This report presents information on the clients and agencies served by the Alameda County Community Food Bank. The information is drawn from a national study, Hunger in America 2006, conducted for America's Second Harvest (A2H), the nation's largest organization of emergency food providers. The national study is based on completed in-person interviews with more than 52,000 clients served by the A2H food bank network, as well as on completed questionnaires from more than 30,000 A2H agencies. The study summarized below focuses mainly on emergency food providers and their clients who are supplied with food by food banks in the A2H network.
- The A2H system served by the Alameda County Community Food Bank provides food for an estimated 230,300 different people annually.
- 35% of the members of households served by the Alameda County Community Food Bank are children under 18 years old (Table 5.3.2).
- 38% of client households include at least one employed adult (Table 5.7.1).
- Among client households with children, 79% are food insecure and 38% are experiencing hunger (Table 6.1.1).

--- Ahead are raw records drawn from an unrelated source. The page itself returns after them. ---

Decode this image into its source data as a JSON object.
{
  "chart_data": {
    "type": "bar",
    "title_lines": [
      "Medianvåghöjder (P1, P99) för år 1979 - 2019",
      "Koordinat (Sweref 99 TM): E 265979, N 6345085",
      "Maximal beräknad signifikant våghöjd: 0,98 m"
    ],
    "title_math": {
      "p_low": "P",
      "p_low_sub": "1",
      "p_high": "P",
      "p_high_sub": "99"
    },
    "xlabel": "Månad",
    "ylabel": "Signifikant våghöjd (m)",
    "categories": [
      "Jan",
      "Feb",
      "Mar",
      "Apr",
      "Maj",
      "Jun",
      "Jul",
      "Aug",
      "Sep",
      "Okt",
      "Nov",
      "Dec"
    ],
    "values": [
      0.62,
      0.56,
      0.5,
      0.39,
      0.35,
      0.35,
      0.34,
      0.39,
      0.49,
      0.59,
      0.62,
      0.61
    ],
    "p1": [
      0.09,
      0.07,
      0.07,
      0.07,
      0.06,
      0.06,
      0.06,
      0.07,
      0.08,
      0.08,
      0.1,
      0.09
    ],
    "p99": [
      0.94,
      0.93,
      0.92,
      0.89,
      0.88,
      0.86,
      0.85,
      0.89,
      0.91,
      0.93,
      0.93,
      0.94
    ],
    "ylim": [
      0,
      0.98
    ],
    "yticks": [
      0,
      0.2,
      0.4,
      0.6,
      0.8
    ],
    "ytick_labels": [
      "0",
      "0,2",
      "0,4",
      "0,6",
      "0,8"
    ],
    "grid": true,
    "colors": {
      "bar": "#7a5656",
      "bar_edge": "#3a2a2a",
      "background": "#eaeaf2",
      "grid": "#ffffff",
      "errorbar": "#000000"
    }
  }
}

- 43% of clients served by the Alameda County Community Food Bank report having to choose between paying for food and paying for utilities or heating fuel (Table 6.5.1).
- 30% had to choose between paying for food and paying for medicine or medical care (Table 6.5.1).
- 23% of households served by the Alameda County Community Food Bank report having at least one household member in poor health (Table 8.1.1)
- The Alameda County Community Food Bank included approximately 277 agencies at the administration of this survey, of which 196 have responded to the agency survey. Of the responding agencies, 154 had at least one food pantry, soup kitchen, or shelter.
- 58% of pantries, 54% of kitchens, and 48% of shelters are run by faith-based agencies affiliated with churches, mosques, synagogues, and other religious organizations (Table 10.6.1).
- 70% of pantries, 48% of kitchens, and 24% of shelters of the Alameda County Community Food Bank reported that there had been an increase since 2001 in the number of clients who come to their emergency food program sites (Table 10.8.1).
- Food banks are by far the single most important source of food for the agencies, accounting for 74% of the food used by pantries, 46% of kitchens' food, and 40% of shelters' food (Table 13.1.1).
- For the Alameda County Community Food Bank, 88% of pantries, 77% of kitchens, and 89% of shelters use volunteers (Table 13.2.1).